What's next: take the same rights away from drinkers, or those with other health issues, or worse yet, anyone over the age of 40 who have more chances of dying suddenly from a various amount of reasons? Or anyone who may be taking prescriptions for any disorder's in their life?
Smoker's don't blindly think any longer that they are not harming their bodies, much less those of their loved ones. It is printed on each pack telling them it is harmful. But how dare they tell us what we can do in the privacy of our own homes as legal voters in this country.
Good luck Scott Rodriquez, I hope you are able to hit them deep down in their overglorified pockets!!!
You'd make a dam fine slave.
And you'd probably come quite cheap too for doing menial task and occasionally browning your nose.

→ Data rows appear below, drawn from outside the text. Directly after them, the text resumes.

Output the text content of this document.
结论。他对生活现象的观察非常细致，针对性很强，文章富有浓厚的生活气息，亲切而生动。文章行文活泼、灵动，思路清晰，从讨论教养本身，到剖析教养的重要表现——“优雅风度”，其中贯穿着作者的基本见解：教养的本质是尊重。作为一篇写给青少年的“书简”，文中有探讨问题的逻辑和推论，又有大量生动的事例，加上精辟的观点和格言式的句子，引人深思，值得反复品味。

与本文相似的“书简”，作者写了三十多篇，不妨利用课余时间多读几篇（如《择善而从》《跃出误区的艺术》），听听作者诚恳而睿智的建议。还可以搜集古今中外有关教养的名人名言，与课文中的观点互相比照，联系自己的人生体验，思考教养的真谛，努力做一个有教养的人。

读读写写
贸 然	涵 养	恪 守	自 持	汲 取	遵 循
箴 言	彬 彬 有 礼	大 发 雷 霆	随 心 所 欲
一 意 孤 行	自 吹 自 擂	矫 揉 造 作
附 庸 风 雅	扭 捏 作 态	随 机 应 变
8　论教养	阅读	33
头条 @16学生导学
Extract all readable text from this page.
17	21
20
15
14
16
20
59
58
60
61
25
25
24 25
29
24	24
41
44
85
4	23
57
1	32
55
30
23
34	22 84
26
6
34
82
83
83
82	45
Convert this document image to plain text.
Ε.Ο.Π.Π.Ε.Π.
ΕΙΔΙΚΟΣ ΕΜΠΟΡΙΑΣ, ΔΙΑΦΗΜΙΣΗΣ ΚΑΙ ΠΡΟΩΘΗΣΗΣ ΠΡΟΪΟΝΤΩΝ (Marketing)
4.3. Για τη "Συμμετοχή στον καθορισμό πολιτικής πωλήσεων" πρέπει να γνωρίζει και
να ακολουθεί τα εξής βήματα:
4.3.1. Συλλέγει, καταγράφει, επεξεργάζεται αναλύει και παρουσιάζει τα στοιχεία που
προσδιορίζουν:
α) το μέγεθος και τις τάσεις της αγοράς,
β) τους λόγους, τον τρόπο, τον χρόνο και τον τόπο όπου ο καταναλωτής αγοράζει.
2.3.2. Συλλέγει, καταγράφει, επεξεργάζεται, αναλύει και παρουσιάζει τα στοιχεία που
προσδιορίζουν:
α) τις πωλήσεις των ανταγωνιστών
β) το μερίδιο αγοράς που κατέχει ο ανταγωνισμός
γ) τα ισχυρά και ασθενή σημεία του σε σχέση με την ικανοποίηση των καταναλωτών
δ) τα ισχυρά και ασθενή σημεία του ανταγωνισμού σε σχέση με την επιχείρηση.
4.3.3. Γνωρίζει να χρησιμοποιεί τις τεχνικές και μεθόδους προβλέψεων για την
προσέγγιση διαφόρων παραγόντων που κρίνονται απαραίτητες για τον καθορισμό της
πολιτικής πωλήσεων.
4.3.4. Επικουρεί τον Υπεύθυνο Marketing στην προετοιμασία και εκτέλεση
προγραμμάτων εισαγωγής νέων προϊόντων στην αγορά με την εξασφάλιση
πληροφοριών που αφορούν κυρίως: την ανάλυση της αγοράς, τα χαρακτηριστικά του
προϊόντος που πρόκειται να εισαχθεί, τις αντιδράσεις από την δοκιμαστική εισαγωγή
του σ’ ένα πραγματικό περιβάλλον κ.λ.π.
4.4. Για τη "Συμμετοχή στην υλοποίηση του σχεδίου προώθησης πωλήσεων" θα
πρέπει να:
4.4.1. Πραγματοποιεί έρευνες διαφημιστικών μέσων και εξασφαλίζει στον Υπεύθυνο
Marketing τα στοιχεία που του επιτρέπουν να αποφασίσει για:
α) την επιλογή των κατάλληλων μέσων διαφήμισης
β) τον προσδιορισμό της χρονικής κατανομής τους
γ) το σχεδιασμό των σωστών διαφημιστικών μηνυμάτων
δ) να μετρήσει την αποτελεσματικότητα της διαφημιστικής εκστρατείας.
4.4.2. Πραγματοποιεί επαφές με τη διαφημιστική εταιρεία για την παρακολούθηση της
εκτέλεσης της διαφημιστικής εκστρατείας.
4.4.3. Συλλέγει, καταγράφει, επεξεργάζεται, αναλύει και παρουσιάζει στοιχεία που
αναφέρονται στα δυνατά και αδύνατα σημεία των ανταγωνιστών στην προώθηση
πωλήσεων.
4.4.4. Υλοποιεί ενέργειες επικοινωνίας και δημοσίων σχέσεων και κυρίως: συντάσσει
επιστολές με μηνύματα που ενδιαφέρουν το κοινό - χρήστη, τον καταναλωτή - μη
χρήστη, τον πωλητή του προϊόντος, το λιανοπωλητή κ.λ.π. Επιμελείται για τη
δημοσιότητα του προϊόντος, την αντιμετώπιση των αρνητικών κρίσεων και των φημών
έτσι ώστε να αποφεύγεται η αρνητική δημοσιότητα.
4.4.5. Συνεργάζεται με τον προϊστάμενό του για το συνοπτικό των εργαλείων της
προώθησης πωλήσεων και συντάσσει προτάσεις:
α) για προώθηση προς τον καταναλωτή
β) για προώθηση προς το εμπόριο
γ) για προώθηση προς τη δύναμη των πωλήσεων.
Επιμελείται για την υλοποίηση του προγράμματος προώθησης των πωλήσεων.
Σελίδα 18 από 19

But, all in all, I can't say the company has any right to regulate whether or not you smoke on your own time. Yeah, it alters insurance rates, but that's no precedent I want to see set - otherwise you'll see overweight targeted next, then drinking, then doing risky sports, etc. The job requirement will be found to be illegal and unnecessary, IMHO.
When people want to spread their lawns with deadly chemicals to make the grass greener, something has seriously gone wrong in this world. And before the workers leave, they put up miniture flags to warn animals & children to keep off the lawn, because what will kill the insects & weeds will kill them, too. Too bad animals can't read warning flags.